I chose to work at home more than ten years ago. My home office is quiet, comfortable, and contains all of the tools I need to be productive. I use local shared workplace centers that have high tech meeting spaces and open communal areas for informal gatherings. It’s doubtful that I will ever return to a traditional office.
The traditional office was the most popular workplace when I made my decision. When the covid-19 pandemic happened, traditional offices closed and home offices increased exponentially. Prior to the pandemic, the percentage of home office workers could be counted in single percentage points. At the height of the pandemic, more than half of the US workforce was working from home.
Workers, new to home officing, found themselves working longer hours. This caused problems with their work/life balances. Home officing isolated them from their daily coworkers. They missed their office community and person to person communication. Home officing brought about managerial and procedural changes along with a greater dependency on remote meeting technology . Over eighty-five percent of this new group of home office workers were not content with their remote working conditions. They began to look for other workplace alternatives.
A menu of workplace choices has emerged that contains new ideas and expectations for new normal post-covid workplaces. The menu includes four major choices.
The first choice is a return to the centralized traditional office full time. Returning workers will find their workplace needs have changed. They will want a greater variety of workspaces that include open office environments, dedicated workstations, and enclosed multi-person team spaces. They will have a greater need for meeting and gathering spaces that may include in-office refreshments. Workspace variety will provide office returnees with flexibility and opportunities to work where and how they desire. These changes will require redesigning many traditional offices to support the new normal working expectations.
A second choice is remaining in the home office.
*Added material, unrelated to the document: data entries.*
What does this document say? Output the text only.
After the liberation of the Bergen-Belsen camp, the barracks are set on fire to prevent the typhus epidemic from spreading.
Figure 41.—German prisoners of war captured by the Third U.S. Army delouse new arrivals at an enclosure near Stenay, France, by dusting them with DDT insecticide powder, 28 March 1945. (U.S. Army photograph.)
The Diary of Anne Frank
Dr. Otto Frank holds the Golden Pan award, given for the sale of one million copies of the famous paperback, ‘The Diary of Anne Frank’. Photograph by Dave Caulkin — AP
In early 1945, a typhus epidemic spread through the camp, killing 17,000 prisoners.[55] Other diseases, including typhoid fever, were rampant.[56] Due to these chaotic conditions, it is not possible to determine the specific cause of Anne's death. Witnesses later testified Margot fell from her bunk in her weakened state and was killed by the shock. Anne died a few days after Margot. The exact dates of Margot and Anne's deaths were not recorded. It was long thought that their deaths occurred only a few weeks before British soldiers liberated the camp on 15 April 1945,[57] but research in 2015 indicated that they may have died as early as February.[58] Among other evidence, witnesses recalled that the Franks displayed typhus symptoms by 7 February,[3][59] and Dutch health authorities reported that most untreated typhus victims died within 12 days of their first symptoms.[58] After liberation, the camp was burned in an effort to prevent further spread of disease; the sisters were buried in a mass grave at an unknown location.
Fifteen to eighteen percent of the workforce will continue working remotely full time.
The hybridization of the workplace is the logical third choice. This approach allows workers to share time between home and office. An average plan will call for three days in the traditional office and two days at home. A reduction in workplace size will be a positive result. There are some drawbacks with this approach. One is a lack of workplace continuity when working in two locations. This can result in reduced productivity. Another is the perceived managerial attention difference paid to part time home and full time traditional office workers that can have negative affects on promotions and salaries.
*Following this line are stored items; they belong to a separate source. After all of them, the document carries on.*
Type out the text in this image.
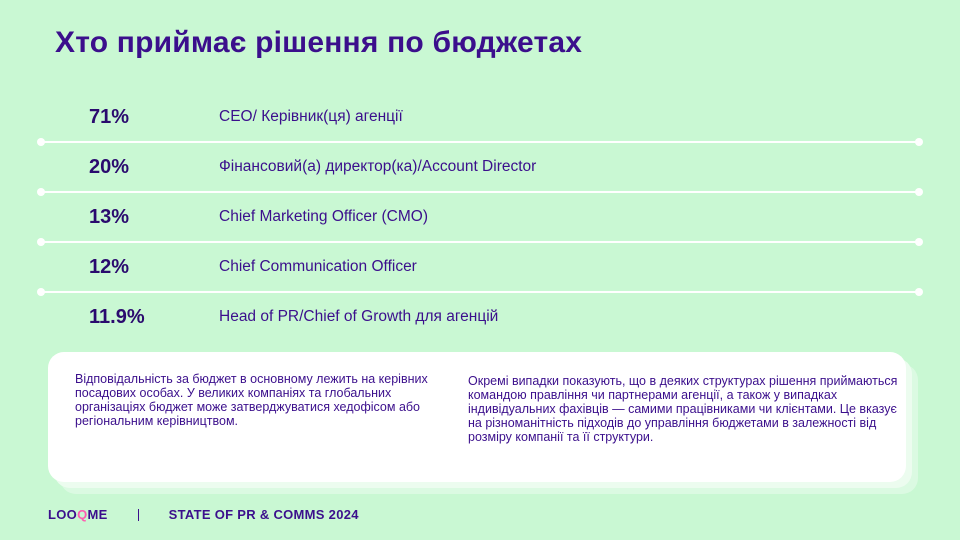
Хто приймає рішення по бюджетах
71%	CEO/ Керівник(ця) агенції
20%	Фінансовий(а) директор(ка)/Account Director
13%	Chief Marketing Officer (CMO)
12%	Chief Communication Officer
11.9%	Head of PR/Chief of Growth для агенцій

Відповідальність за бюджет в основному лежить на керівних посадових особах. У великих компаніях та глобальних організаціях бюджет може затверджуватися хедофісом або регіональним керівництвом.

Окремі випадки показують, що в деяких структурах рішення приймаються командою правління чи партнерами агенції, а також у випадках індивідуальних фахівців — самими працівниками чи клієнтами. Це вказує на різноманітність підходів до управління бюджетами в залежності від розміру компанії та її структури.

LOOQME	STATE OF PR & COMMS 2024
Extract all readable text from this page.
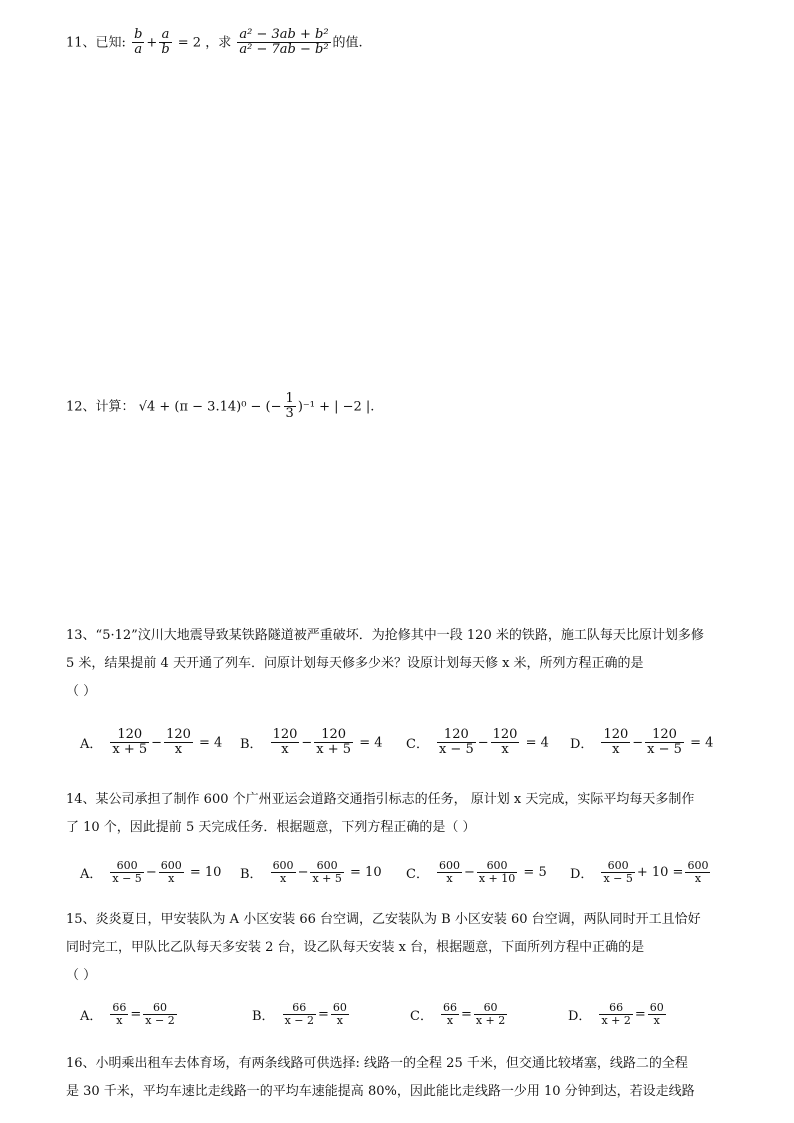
11、已知: $\frac{b}{a} + \frac{a}{b} = 2$ ，求 $\frac{\text{a² − 3ab + b²}}{\text{a² − 7ab − b²}}$ 的值.
12、计算： √4 + (π − 3.14)⁰ − (− $\frac{1}{3} )^{-1}$ + | −2 |.
13、“5·12”汶川大地震导致某铁路隧道被严重破坏．为抢修其中一段 120 米的铁路，施工队每天比原计划多修
5 米，结果提前 4 天开通了列车．问原计划每天修多少米？设原计划每天修 x 米，所列方程正确的是
（ ）
A． $\frac{120}{x + 5} - \frac{120}{x} = 4$ B． $\frac{120}{x} - \frac{120}{x + 5} = 4$ C． $\frac{120}{x - 5} - \frac{120}{x} = 4$ D． $\frac{120}{x} - \frac{120}{x - 5} = 4$
14、某公司承担了制作 600 个广州亚运会道路交通指引标志的任务， 原计划 x 天完成，实际平均每天多制作
了 10 个，因此提前 5 天完成任务．根据题意，下列方程正确的是（ ）
A． $\frac{600}{x - 5} - \frac{600}{x} = 10$ B． $\frac{600}{x} - \frac{600}{x + 5} = 10$ C． $\frac{600}{x} - \frac{600}{x + 10} = 5$ D． $\frac{600}{x - 5} + 10 = \frac{600}{x}$
15、炎炎夏日，甲安装队为 A 小区安装 66 台空调，乙安装队为 B 小区安装 60 台空调，两队同时开工且恰好
同时完工，甲队比乙队每天多安装 2 台，设乙队每天安装 x 台，根据题意，下面所列方程中正确的是
（ ）
A． $\frac{66}{x} = \frac{60}{x - 2}$	B． $\frac{66}{x - 2} = \frac{60}{x}$	C． $\frac{66}{x} = \frac{60}{x + 2}$	D． $\frac{66}{x + 2} = \frac{60}{x}$
16、小明乘出租车去体育场，有两条线路可供选择: 线路一的全程 25 千米，但交通比较堵塞，线路二的全程
是 30 千米，平均车速比走线路一的平均车速能提高 80%，因此能比走线路一少用 10 分钟到达，若设走线路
Some workers returning to the traditional office, full or part time, will miss many of the comforts, freedoms and informality they enjoyed working from full time home offices. Yet, they will not be ready to return to the isolation from co-workers or the distractions that come with working from home.
The fourth choice is officing in a “third place”, a shared workplace center, that is neither home nor traditional office. Shared workplace centers can serve the needs of the home office worker, workers involved in hybrid programs, and support a company’s plans to de-centralized their main office.
Shared workplace centers provide the community of a traditional office. They have state of the art office technology and meeting facilities that support collaboration with internal and remote communication systems. Shared workplace centers are designed to support workplace flexibility and offer choices of where and how to work. Café and lounge areas provide work separation and relaxation options. Daily commuting can be greatly reduced by choosing a shared workplace center close to home.